Doctors Still Can’t Explain What Happened to U.S. Diplomats in Cuba

The Cuba “attacks” on U.S. diplomats remain a mystery. Photo: Adalberto Roque/AFP/Getty Images

The U.S. diplomats who began experiencing headaches, dizziness, and hearing loss after what was initially called a “sonic attack” suffer from the same symptoms as someone who has lived through a car crash or a blast in a war zone, doctors said in a new report published Thursday. But there were no crashes or blasts.

“It’s like a concussion without a concussion,” Randel Swanson, D.O., Ph.D., said in the Journal of the American Medical Association (JAMA). Swanson is one of several University of Pennsylvania doctors who examined 21 of 24 U.S. diplomats who reported symptoms beginning in late 2016. On Thursday, their report was was published in JAMA and it provides the most comprehensive look yet at what happened to victims after they experienced “auditory and sensory phenomena in their homes or hotel rooms.”

The victims “appeared to have sustained injury to widespread brain networks,” the doctors wrote. Among the many symptoms they reported were difficulty with memory, concentration, and sleeping, along with impaired eyesight and hearing. Some complained of cognitive issues, including feeling “mentally foggy,” and some said they were more irritable and nervous than before they fell ill.

Despite their close study of the attacks’ victims, the doctors appear even less sure now of the cause than when the incident was first reported.

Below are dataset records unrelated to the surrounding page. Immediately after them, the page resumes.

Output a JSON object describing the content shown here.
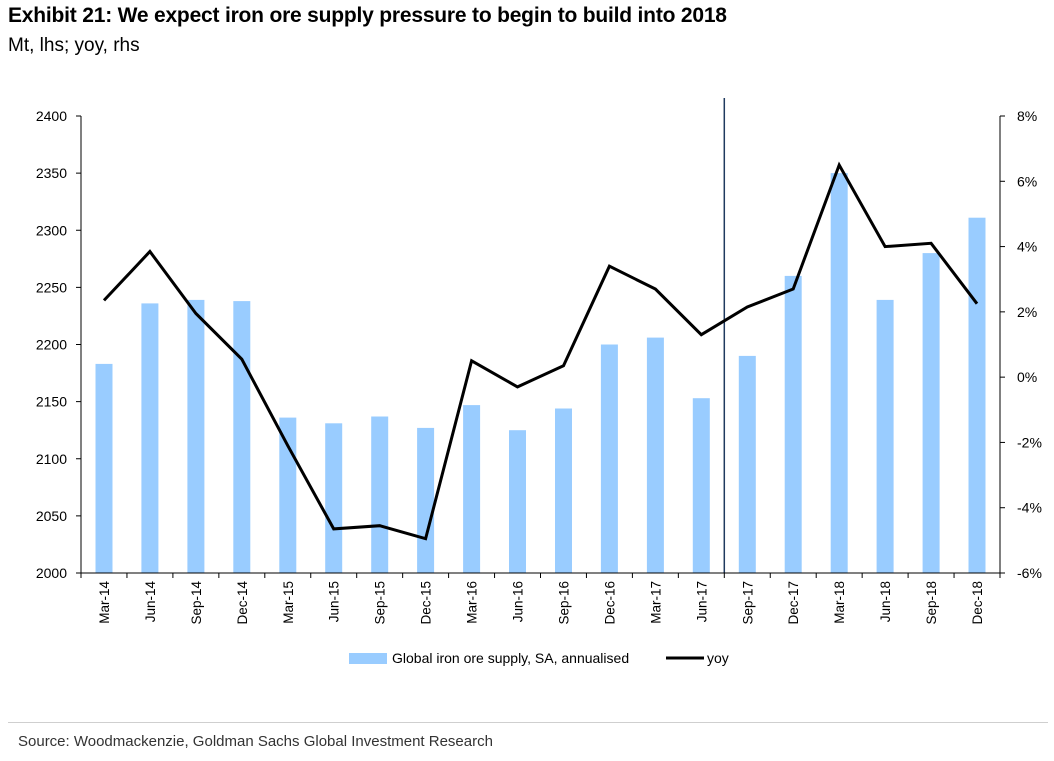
{
  "header": {
    "title": "Exhibit 21: We expect iron ore supply pressure to begin to build into 2018",
    "subtitle": "Mt, lhs; yoy, rhs"
  },
  "footer": {
    "source": "Source: Woodmackenzie, Goldman Sachs Global Investment Research"
  },
  "colors": {
    "bar": "#99CCFF",
    "line": "#000000",
    "divider": "#1F3A5F",
    "axis": "#000000"
  },
  "chart_data": {
    "type": "bar",
    "title": "Exhibit 21: We expect iron ore supply pressure to begin to build into 2018",
    "categories": [
      "Mar-14",
      "Jun-14",
      "Sep-14",
      "Dec-14",
      "Mar-15",
      "Jun-15",
      "Sep-15",
      "Dec-15",
      "Mar-16",
      "Jun-16",
      "Sep-16",
      "Dec-16",
      "Mar-17",
      "Jun-17",
      "Sep-17",
      "Dec-17",
      "Mar-18",
      "Jun-18",
      "Sep-18",
      "Dec-18"
    ],
    "series": [
      {
        "name": "Global iron ore supply, SA, annualised",
        "type": "bar",
        "axis": "left",
        "values": [
          2183,
          2236,
          2239,
          2238,
          2136,
          2131,
          2137,
          2127,
          2147,
          2125,
          2144,
          2200,
          2206,
          2153,
          2190,
          2260,
          2350,
          2239,
          2280,
          2311
        ]
      },
      {
        "name": "yoy",
        "type": "line",
        "axis": "right",
        "values": [
          2.35,
          3.85,
          1.95,
          0.55,
          -2.1,
          -4.65,
          -4.55,
          -4.95,
          0.5,
          -0.3,
          0.35,
          3.4,
          2.7,
          1.3,
          2.15,
          2.7,
          6.5,
          4.0,
          4.1,
          2.25
        ]
      }
    ],
    "ylim_left": [
      2000,
      2400
    ],
    "yticks_left": [
      "2000",
      "2050",
      "2100",
      "2150",
      "2200",
      "2250",
      "2300",
      "2350",
      "2400"
    ],
    "ylim_right": [
      -6,
      8
    ],
    "yticks_right": [
      "-6%",
      "-4%",
      "-2%",
      "0%",
      "2%",
      "4%",
      "6%",
      "8%"
    ],
    "divider_between": [
      "Jun-17",
      "Sep-17"
    ],
    "legend": {
      "position": "bottom",
      "entries": [
        "Global iron ore supply, SA, annualised",
        "yoy"
      ]
    },
    "grid": false
  }
}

Most victims, the study says, reported hearing sounds variously described as “buzzing,” “grinding metal,” “piercing squeals,” and “humming.”

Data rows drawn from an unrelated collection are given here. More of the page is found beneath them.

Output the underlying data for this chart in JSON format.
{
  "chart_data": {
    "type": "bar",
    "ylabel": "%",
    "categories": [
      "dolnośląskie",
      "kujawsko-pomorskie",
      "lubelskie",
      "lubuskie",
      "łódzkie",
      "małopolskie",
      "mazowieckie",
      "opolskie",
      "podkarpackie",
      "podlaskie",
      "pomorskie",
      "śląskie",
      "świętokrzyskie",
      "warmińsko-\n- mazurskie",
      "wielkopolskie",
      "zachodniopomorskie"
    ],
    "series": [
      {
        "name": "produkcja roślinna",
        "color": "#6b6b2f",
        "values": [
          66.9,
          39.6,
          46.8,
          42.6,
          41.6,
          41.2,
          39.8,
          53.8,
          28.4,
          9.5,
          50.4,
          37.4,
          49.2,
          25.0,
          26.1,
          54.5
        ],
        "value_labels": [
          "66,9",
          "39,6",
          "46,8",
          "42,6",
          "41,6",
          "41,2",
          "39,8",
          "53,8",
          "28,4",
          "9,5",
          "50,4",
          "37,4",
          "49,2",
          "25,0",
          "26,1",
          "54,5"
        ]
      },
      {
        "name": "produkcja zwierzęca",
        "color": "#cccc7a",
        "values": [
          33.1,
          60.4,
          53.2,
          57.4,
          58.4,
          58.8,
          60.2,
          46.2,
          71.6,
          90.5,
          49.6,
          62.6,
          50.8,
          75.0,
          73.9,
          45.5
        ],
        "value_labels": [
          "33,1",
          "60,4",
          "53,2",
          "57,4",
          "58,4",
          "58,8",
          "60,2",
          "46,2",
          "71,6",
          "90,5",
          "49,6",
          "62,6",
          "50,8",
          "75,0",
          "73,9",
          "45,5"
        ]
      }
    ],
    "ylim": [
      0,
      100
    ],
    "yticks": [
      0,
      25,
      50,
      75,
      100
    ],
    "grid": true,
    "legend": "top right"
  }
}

“Affected individuals described the sounds as directional, intensely loud, and of pure and sustained tonality,” the report says. But while most said it was high-pitched, a few said it was low-pitched. Others still described it more as a pressure than a sound.

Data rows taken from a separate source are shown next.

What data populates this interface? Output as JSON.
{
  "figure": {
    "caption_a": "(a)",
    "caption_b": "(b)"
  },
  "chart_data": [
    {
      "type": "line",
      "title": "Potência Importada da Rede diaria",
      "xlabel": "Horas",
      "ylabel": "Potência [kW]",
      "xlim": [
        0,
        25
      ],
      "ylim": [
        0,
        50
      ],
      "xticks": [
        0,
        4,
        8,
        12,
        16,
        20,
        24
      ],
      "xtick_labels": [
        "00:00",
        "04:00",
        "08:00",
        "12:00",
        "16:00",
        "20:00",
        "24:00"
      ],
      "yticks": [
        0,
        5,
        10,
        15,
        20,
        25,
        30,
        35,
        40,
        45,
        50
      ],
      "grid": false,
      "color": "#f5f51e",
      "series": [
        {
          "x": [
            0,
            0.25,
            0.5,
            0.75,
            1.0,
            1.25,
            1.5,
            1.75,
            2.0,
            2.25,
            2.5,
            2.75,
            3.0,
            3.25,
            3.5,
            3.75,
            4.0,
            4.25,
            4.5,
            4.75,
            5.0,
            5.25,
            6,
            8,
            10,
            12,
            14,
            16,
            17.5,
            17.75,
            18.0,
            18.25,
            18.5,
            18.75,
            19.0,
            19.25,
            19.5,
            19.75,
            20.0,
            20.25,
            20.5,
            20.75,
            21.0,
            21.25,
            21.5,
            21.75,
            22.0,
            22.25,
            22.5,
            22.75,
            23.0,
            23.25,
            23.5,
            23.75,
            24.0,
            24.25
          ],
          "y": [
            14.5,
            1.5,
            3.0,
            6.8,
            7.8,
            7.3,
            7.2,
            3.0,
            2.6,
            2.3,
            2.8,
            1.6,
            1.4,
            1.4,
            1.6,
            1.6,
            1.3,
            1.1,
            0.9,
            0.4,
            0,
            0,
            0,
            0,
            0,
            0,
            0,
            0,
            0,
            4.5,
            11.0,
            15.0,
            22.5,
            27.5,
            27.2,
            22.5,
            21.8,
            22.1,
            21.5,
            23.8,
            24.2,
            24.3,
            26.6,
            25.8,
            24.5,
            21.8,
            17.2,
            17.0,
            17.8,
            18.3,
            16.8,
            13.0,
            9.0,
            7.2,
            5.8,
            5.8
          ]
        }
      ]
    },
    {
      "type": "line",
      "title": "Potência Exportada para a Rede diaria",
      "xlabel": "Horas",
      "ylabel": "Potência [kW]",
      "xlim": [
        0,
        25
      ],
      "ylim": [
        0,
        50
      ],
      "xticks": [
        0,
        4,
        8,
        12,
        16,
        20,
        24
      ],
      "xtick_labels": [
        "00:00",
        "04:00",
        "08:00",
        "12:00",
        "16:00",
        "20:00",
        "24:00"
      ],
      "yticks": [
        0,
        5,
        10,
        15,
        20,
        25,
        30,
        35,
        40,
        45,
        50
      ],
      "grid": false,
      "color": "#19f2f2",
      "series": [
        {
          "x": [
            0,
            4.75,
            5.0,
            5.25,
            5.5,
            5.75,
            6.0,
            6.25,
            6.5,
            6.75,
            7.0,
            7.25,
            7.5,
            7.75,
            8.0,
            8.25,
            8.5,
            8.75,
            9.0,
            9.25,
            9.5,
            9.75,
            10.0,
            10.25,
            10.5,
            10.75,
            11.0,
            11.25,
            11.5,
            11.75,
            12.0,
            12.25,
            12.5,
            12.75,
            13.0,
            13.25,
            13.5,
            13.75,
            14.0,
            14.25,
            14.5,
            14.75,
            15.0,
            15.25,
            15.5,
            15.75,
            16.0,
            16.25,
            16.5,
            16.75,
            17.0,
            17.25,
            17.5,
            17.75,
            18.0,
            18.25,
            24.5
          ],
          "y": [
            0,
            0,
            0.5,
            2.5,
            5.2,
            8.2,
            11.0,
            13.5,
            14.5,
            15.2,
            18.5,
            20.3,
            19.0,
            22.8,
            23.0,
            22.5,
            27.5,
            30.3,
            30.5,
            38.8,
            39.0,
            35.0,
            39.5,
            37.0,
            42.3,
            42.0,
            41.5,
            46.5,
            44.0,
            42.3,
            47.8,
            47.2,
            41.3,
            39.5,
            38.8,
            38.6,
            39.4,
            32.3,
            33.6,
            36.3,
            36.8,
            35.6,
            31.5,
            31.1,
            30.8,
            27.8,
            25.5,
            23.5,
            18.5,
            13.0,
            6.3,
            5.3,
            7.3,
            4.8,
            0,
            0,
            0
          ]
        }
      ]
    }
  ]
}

As for the cause, doctors appear no closer to finding one, despite their extensive study of the victims. And as one suggests in JAMA, by paying so much attention to what the victims heard, doctors may even be looking in the wrong place. “We actually don’t think it was the audible sound that was the problem,” Dr Douglas Smith, who co-authored the study said. “We think the audible sound was a consequence of the exposure, because audible sound is not known to cause brain injury.”